Movie-theatre phobia girl

2004-03-30T15:26:01.000Z

This is one of the many reasons why I cannot stand to go see a movie in the theatre anymore.  And the movie theatre chains have the balls to say they have to have the advertising revenue or they can’t afford to show movies.  Bullcrap.  They charge me EIGHT BUCKS to watch advertising???  And then there’s always some asshole chatting away the whole movie and then some other asshole’s cellphone goes off?  See, Tim, this is why something I used to do at least once, sometimes twice a week is no longer fun.  This is why I don’t go to the movies at the theatre.  I have a great couch and I can rent something for a quarter of the cost and watch it at home on a screen that’s large enough for me.  And that’s what I’ll continue to do, except for the drafthouse.  Long live the drafthouse!

la la boy

2004-03-30T17:43:24.000Z

I’ve been hitting the Arclight for special occasion movies.

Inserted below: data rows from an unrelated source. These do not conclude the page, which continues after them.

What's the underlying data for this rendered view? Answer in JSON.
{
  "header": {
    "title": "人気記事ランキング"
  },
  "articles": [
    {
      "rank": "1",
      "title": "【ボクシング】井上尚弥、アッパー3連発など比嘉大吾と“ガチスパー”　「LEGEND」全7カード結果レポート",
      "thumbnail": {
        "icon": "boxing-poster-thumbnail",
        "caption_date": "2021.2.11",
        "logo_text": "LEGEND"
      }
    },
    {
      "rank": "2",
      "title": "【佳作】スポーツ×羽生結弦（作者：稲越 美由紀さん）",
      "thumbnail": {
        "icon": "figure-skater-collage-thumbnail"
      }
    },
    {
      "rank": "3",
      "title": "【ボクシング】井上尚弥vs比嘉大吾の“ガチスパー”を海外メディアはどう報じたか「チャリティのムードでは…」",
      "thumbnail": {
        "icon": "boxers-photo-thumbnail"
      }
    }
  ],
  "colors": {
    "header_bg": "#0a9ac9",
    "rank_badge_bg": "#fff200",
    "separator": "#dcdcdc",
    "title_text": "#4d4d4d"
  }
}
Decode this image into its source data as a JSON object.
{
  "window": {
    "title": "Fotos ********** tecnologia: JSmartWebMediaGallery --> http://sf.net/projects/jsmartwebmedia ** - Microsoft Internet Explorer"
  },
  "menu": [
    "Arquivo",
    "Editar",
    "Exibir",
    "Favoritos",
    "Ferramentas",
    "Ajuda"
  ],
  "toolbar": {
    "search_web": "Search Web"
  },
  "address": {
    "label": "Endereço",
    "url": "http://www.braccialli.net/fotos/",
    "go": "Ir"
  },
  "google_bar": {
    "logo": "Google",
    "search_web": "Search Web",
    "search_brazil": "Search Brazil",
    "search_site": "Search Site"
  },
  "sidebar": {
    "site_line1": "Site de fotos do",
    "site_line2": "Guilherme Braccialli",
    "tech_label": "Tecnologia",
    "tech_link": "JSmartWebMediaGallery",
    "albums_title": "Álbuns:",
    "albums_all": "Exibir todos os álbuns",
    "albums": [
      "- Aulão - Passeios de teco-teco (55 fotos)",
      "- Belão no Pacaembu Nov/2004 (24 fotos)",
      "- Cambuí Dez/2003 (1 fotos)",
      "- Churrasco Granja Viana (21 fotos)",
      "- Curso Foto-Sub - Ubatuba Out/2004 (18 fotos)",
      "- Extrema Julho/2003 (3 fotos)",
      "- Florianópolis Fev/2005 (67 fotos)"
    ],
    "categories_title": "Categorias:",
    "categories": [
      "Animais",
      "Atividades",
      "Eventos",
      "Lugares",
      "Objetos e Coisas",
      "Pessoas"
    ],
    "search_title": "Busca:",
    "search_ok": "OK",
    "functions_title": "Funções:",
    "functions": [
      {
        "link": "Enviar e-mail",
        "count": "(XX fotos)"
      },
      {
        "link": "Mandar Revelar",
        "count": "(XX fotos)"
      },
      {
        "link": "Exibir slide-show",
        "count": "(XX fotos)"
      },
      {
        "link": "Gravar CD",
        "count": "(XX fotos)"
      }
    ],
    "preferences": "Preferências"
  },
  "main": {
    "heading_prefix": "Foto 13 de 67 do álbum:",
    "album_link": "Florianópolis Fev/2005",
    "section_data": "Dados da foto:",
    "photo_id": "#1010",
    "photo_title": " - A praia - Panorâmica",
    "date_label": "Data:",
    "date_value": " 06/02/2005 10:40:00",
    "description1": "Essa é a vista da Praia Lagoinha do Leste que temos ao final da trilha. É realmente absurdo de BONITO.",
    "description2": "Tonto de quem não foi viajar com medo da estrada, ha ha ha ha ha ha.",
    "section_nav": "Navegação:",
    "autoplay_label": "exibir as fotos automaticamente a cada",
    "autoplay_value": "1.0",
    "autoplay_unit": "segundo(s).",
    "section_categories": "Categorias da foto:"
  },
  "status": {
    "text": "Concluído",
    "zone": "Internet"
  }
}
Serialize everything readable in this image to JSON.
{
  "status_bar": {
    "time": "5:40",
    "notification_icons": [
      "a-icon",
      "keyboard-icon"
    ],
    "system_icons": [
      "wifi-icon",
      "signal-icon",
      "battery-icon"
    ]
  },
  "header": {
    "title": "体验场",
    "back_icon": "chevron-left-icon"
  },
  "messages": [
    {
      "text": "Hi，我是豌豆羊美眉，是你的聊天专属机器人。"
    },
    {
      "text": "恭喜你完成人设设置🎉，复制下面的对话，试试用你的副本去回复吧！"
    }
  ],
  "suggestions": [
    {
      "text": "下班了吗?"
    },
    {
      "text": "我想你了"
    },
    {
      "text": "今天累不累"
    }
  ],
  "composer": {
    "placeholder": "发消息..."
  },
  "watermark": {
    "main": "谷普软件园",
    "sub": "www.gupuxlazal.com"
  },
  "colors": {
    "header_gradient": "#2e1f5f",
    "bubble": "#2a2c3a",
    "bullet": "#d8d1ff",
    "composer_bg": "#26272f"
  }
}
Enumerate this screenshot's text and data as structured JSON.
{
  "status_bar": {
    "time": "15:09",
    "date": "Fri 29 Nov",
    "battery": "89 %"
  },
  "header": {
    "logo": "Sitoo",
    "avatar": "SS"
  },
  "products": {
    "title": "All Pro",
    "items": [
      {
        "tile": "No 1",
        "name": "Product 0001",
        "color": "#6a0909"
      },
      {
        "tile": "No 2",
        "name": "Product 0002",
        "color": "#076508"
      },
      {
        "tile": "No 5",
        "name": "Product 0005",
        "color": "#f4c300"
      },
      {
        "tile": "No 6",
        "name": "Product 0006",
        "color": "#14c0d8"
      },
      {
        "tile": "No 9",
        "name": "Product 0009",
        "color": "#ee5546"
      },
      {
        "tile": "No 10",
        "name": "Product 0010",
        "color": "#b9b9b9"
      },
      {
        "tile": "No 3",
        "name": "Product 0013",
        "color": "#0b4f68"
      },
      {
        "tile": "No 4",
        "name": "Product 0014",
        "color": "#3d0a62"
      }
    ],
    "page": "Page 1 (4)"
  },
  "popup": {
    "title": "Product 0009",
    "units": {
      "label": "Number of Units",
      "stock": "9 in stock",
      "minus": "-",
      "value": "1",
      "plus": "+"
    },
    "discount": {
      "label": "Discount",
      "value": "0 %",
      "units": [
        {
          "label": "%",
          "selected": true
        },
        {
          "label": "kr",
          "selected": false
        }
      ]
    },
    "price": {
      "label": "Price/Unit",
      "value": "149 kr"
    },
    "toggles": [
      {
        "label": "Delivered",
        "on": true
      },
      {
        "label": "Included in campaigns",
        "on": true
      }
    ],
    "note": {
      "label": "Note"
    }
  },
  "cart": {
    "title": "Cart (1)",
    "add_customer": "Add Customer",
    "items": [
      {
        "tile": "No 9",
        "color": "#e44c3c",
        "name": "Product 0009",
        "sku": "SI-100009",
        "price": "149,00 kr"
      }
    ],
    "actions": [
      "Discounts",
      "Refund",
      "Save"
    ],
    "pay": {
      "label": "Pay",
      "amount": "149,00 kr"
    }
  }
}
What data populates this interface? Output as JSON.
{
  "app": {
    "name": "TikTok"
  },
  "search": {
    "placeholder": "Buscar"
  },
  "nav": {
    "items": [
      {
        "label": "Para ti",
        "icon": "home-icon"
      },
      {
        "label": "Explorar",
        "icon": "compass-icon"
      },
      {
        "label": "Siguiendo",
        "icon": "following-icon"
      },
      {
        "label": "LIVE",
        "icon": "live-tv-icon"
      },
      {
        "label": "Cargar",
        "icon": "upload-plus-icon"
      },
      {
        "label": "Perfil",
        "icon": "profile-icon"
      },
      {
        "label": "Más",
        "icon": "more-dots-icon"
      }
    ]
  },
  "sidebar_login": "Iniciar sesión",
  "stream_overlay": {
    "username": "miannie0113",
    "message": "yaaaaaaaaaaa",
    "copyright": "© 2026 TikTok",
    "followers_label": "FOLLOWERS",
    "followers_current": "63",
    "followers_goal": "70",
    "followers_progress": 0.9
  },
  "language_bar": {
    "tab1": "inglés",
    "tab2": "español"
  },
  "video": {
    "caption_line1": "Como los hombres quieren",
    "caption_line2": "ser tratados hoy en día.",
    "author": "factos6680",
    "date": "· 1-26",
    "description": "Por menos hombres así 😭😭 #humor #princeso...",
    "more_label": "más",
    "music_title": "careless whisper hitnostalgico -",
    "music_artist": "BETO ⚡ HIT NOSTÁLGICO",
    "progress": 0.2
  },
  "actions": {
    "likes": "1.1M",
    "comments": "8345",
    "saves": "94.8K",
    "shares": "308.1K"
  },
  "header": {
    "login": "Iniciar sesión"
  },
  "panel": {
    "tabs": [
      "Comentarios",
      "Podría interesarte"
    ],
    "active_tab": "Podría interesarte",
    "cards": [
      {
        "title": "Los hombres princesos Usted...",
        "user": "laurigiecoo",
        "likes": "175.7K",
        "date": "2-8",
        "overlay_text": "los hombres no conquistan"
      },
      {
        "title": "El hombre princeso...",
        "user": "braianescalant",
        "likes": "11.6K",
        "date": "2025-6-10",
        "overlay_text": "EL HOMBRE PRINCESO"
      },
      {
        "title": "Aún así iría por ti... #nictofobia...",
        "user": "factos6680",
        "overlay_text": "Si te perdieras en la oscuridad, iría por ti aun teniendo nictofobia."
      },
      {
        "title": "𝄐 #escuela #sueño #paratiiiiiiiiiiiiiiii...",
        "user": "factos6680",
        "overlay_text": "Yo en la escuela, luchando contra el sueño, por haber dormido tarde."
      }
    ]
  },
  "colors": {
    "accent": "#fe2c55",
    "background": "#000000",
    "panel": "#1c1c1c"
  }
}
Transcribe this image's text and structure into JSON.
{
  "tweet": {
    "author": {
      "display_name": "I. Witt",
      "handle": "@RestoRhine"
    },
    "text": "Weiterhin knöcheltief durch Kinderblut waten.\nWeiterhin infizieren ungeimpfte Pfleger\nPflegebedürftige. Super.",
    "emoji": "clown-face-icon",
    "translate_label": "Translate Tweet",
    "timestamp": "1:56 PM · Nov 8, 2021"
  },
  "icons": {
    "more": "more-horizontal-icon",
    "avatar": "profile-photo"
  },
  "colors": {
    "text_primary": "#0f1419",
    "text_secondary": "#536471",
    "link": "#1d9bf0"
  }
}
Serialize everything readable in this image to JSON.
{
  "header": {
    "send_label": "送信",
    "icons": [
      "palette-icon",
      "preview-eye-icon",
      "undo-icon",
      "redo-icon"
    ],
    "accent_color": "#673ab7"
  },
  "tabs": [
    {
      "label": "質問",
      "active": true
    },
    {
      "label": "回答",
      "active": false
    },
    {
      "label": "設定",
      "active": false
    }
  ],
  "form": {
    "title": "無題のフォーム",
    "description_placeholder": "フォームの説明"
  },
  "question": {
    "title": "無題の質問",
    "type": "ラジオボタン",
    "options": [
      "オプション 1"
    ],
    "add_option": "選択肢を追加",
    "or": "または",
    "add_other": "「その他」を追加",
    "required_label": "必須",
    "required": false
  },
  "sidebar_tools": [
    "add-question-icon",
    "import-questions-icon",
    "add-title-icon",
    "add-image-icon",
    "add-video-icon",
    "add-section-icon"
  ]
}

The reason I only go there for certain flicks is because the place charges 15 bucks a ticket on weekend nights. 10 bucks any other night. If you’re gonna spend that kind of money on a movie, it damn well better be a good one.

One of the reasons they charge so much is because they don’t show commercials. One of the few theaters I have seen in L.A. who have avoided the commercial trap. Of course, if these people one day go the way of the ACT III, then somebody’s getting firebombed.